A lawsuit against California’s controversial “fire prevention fee” (a.k.a. “fire tax”) will continue, despite being suspended earlier this month as part of a deal Republican leaders made to pass cap-and-trade.
The tax was levied on almost 800,000 rural property owners in mostly Republican districts. The plaintiffs are continuing with their lawsuit and may seek to have the tax refunded in full.
The Los Angeles Times reports:
The class-action lawsuit [filed by the Howard Jarvis Taxpayer Association] has survived several challenges, and a trial court decision could be reached in early fall, [according to] Jon Coupal, president of the taxpayer group.
The group will continue to pursue the lawsuit despite Monday’s vote.
“It’s a suspension [of the fee], not a repeal, and what government can give it can take away,” Coupal said, adding that the fire fee could be restored with a simple majority vote. “We are concerned it may be temporary. There has been a litany of broken promises and broken deals by the Democrat majority, and this is what has us so concerned.”

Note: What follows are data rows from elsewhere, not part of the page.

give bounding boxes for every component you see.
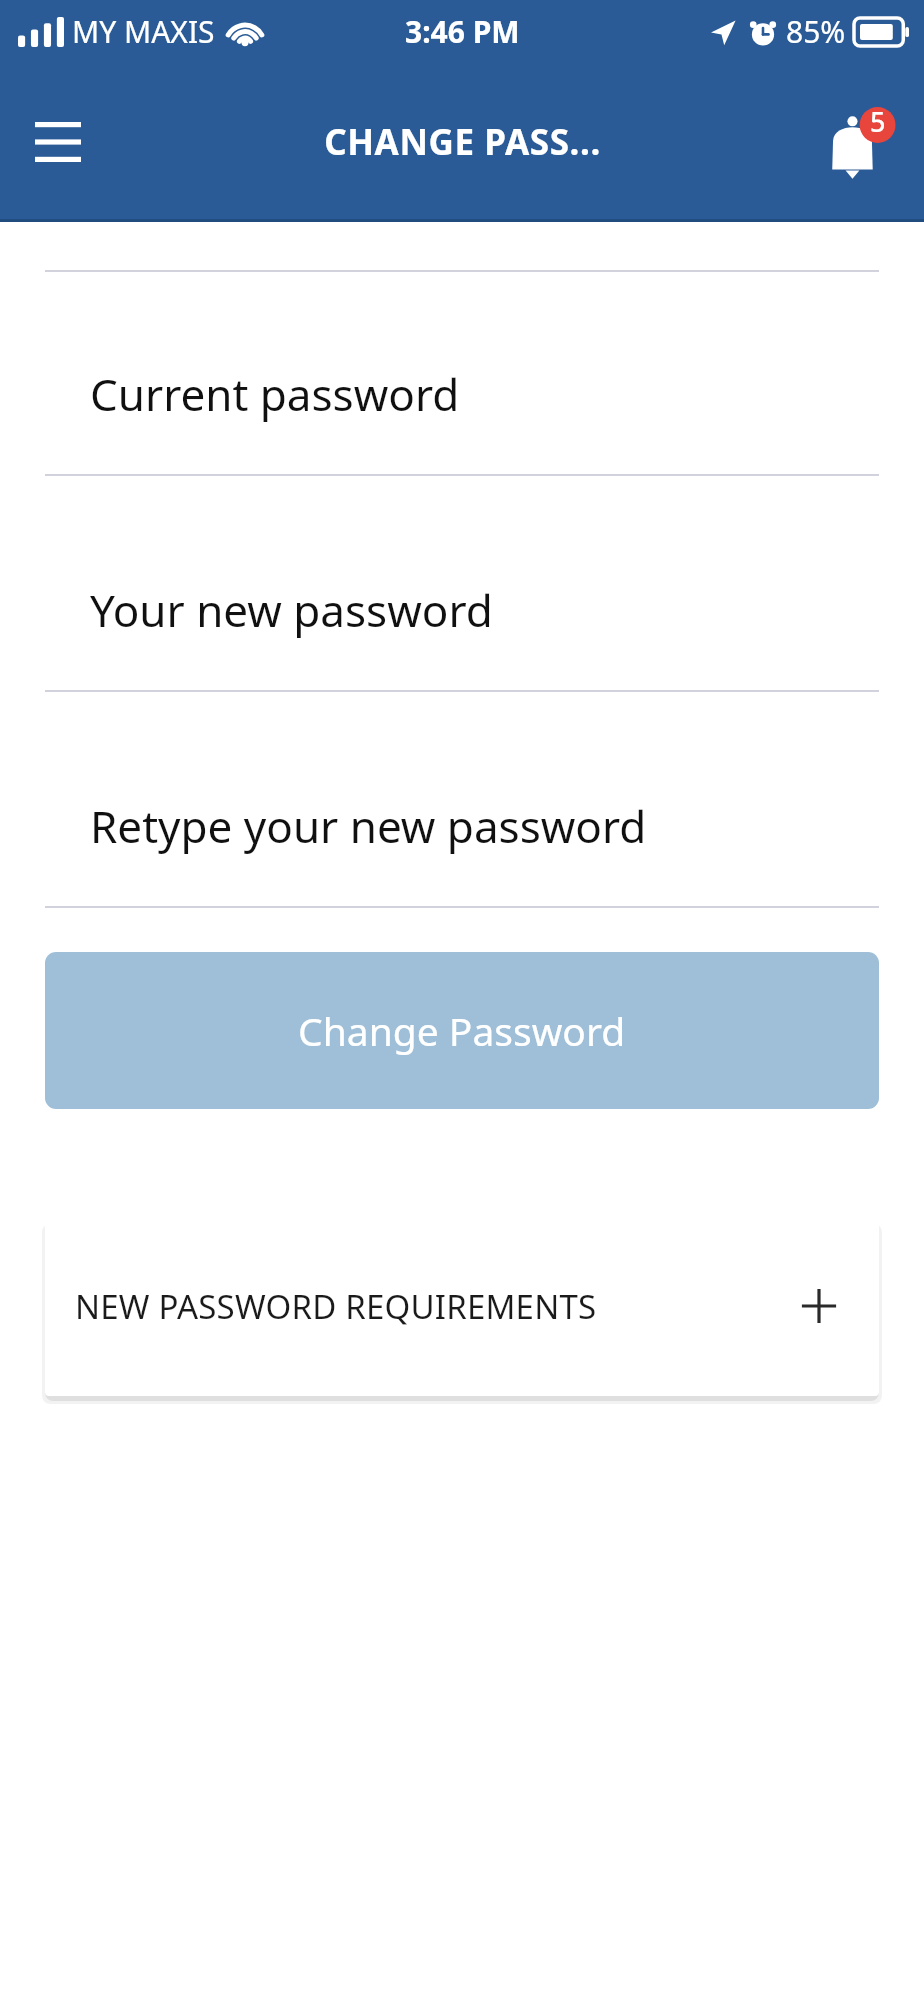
button[interactable]: Current password: [45, 364, 879, 476]
button[interactable]: NEW PASSWORD REQUIREMENTS: [45, 1216, 879, 1396]
staticText: CHANGE PASS...: [324, 118, 601, 166]
button[interactable]: Expand requirements: [791, 1278, 847, 1334]
button[interactable]: Notifications, 5 unread: [810, 94, 906, 190]
staticText: NEW PASSWORD REQUIREMENTS: [75, 1284, 791, 1329]
staticText: Change Password: [298, 1004, 626, 1057]
staticText: 5: [870, 103, 886, 140]
button[interactable]: Change Password: [45, 952, 879, 1109]
button[interactable]: Your new password: [45, 580, 879, 692]
staticText: MY MAXIS: [72, 11, 215, 52]
staticText: Retype your new password: [90, 796, 647, 856]
staticText: Your new password: [90, 580, 493, 640]
button[interactable]: Retype your new password: [45, 796, 879, 908]
staticText: 85%: [786, 11, 846, 52]
staticText: Current password: [90, 364, 460, 424]
button[interactable]: Open navigation menu: [26, 110, 90, 174]
staticText: 3:46 PM: [405, 11, 520, 52]
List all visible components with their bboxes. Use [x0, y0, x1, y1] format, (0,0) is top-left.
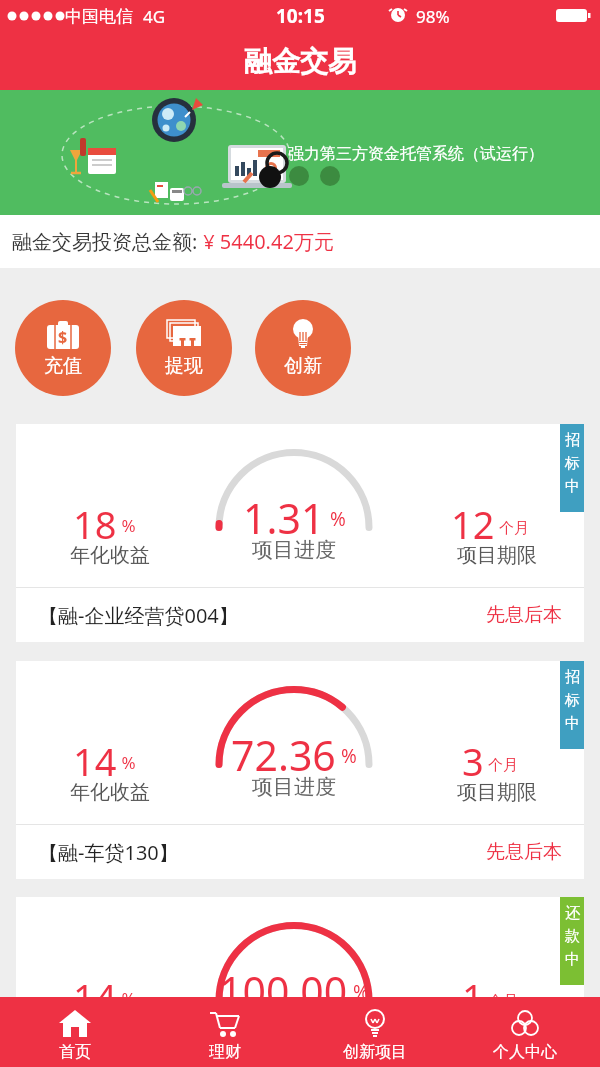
staticText: 【融-车贷130】 [38, 839, 179, 866]
staticText: $ [58, 326, 68, 348]
staticText: % [117, 751, 136, 774]
staticText: 18 [73, 498, 117, 542]
staticText: 提现 [165, 354, 203, 378]
staticText: 项目进度 [252, 537, 336, 563]
staticText: 招 [565, 668, 580, 687]
staticText: 14 [73, 971, 117, 1015]
staticText: 标 [565, 454, 580, 473]
staticText: 个人中心 [493, 1042, 557, 1062]
staticText: 项目期限 [457, 780, 537, 805]
button[interactable]: 提现 [136, 300, 232, 396]
button[interactable]: 创新 [255, 300, 351, 396]
staticText: 先息后本 [486, 603, 562, 627]
staticText: % [348, 979, 369, 1005]
button[interactable]: 14 [16, 661, 584, 879]
staticText: 融金交易投资总金额: [12, 228, 198, 255]
button[interactable]: 个人中心 [450, 997, 600, 1062]
staticText: 中国电信 [65, 6, 133, 27]
staticText: 100.00 [219, 963, 348, 1011]
staticText: 标 [565, 691, 580, 710]
staticText: 【融-企业经营贷004】 [38, 602, 239, 629]
staticText: 项目期限 [457, 1016, 537, 1041]
staticText: 年化收益 [70, 780, 150, 805]
staticText: 项目期限 [457, 543, 537, 568]
staticText: ¥ 5440.42万元 [198, 228, 334, 255]
staticText: 中 [565, 950, 580, 969]
staticText: 14 [73, 735, 117, 779]
staticText: 还 [565, 904, 580, 923]
staticText: 年化收益 [70, 1016, 150, 1041]
button[interactable]: 创新项目 [300, 997, 450, 1062]
button[interactable]: 18 [16, 424, 584, 642]
staticText: 首页 [59, 1042, 91, 1062]
staticText: 1.31 [243, 490, 325, 538]
staticText: % [336, 743, 357, 769]
staticText: % [117, 514, 136, 537]
staticText: 98% [416, 5, 450, 28]
staticText: 融金交易 [244, 44, 356, 79]
staticText: 理财 [209, 1042, 241, 1062]
button[interactable]: 首页 [0, 997, 150, 1062]
staticText: 充值 [44, 354, 82, 378]
staticText: 强力第三方资金托管系统（试运行） [288, 144, 544, 164]
staticText: 3 [462, 735, 484, 779]
staticText: 72.36 [231, 727, 336, 775]
button[interactable]: 理财 [150, 997, 300, 1062]
staticText: 10:15 [276, 3, 325, 29]
staticText: 先息后本 [486, 840, 562, 864]
staticText: 4G [143, 5, 166, 28]
staticText: 个月 [495, 517, 529, 537]
staticText: % [117, 987, 136, 1010]
staticText: 中 [565, 477, 580, 496]
staticText: 年化收益 [70, 543, 150, 568]
button[interactable]: $ [15, 300, 111, 396]
staticText: 12 [451, 498, 495, 542]
staticText: % [325, 506, 346, 532]
staticText: 创新 [284, 354, 322, 378]
button[interactable]: 14 [16, 897, 584, 1067]
staticText: 创新项目 [343, 1042, 407, 1062]
staticText: 项目进度 [252, 774, 336, 800]
staticText: 1 [462, 971, 484, 1015]
staticText: 个月 [484, 754, 518, 774]
staticText: 个月 [484, 990, 518, 1010]
staticText: 中 [565, 714, 580, 733]
staticText: 款 [565, 927, 580, 946]
staticText: 招 [565, 431, 580, 450]
button[interactable]: 融金交易投资总金额: [0, 215, 600, 268]
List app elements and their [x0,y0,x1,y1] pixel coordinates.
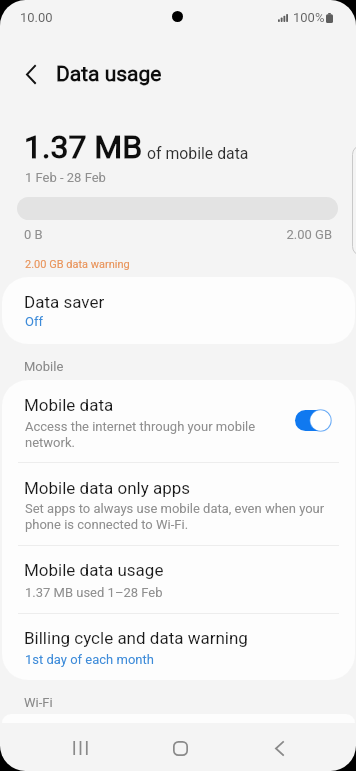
staticText: Billing cycle and data warning [24,628,248,648]
button[interactable]: Recent apps [52,725,108,771]
button[interactable]: Mobile data only apps [2,462,355,545]
button[interactable]: Home [152,725,208,771]
button[interactable]: Mobile data usage [2,545,355,612]
button[interactable]: Back [251,725,307,771]
button[interactable]: Mobile data on [295,410,331,431]
staticText: 1st day of each month [25,652,154,667]
staticText: of mobile data [147,144,249,163]
staticText: 2.00 GB [0,227,332,242]
staticText: Mobile data [24,395,114,415]
staticText: 10.00 [20,10,53,25]
staticText: 2.00 GB data warning [25,258,130,271]
staticText: 0 B [24,227,43,242]
staticText: 1.37 MB [24,128,143,166]
button[interactable]: Data saver [2,277,355,344]
staticText: Mobile data only apps [24,478,191,498]
staticText: 1.37 MB used 1–28 Feb [25,585,163,600]
staticText: Wi-Fi [24,695,53,710]
button[interactable]: Billing cycle and data warning [2,613,355,680]
staticText: 1 Feb - 28 Feb [25,170,106,185]
staticText: 100% [293,10,325,25]
staticText: Access the internet through your mobile … [25,419,265,450]
button[interactable]: Navigate up [11,54,51,94]
staticText: Data usage [56,62,162,87]
staticText: Data saver [24,292,105,312]
staticText: Mobile data usage [24,560,164,580]
staticText: Mobile [24,359,64,374]
button[interactable]: Mobile data [2,380,355,462]
staticText: Off [25,314,43,329]
staticText: Set apps to always use mobile data, even… [25,501,334,532]
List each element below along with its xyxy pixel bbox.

If the taxpayer group prevails, the courts could order the state to repay the entire $470 million it has collected from property owners during the last six years.
Republican legislators are divided over the impact of the deal struck last week, when eight Republicans, dubbed the “Swamp 8” by conservative pundits and talk radio hosts, voted in favor of Gov. Jerry Brown’s massive extension of California’s cap-and-Trade program.
Predictably, supporters of the bill — which the Legislative Analyst Office (LAO) predicts could push gasoline prices .63 to .73 higher are trying to spin the deal as a net tax cut and “a huge victory” for Californians.
But State Senator Ted Gaines (R-El Dorado Hills), the leading legislative critic of the “Fire Tax,” disagrees. “I view it as a bait and switch,” Gaines told the Times. “People may think that with the moratorium on the fire tax that it is a good thing, but you’ve got to weigh that against the cap-and-trade impact on gasoline and energy in California.”
The group suing the state over the “fire tax” has been encouraged by property owners forced to pay what they allege is an “illegal tax.”
If the courts agree, that could force the state to refund almost $500 million dollars collected since 2011 — much of which went to fund existing programs, not the new “fire prevention” efforts promised.
John Coupal of the Howard Jarvis Taxpayers Association estimates that the net effect of the passage of the cap-and Trade expansion, including the suspension of the rural “fire tax” will cost the average California driver more than $400 in higher gas prices.
“It’s not even close,” Coupal said. “The financial hit that middle-class Californians will take as a result of this legislation is going to be enormous.”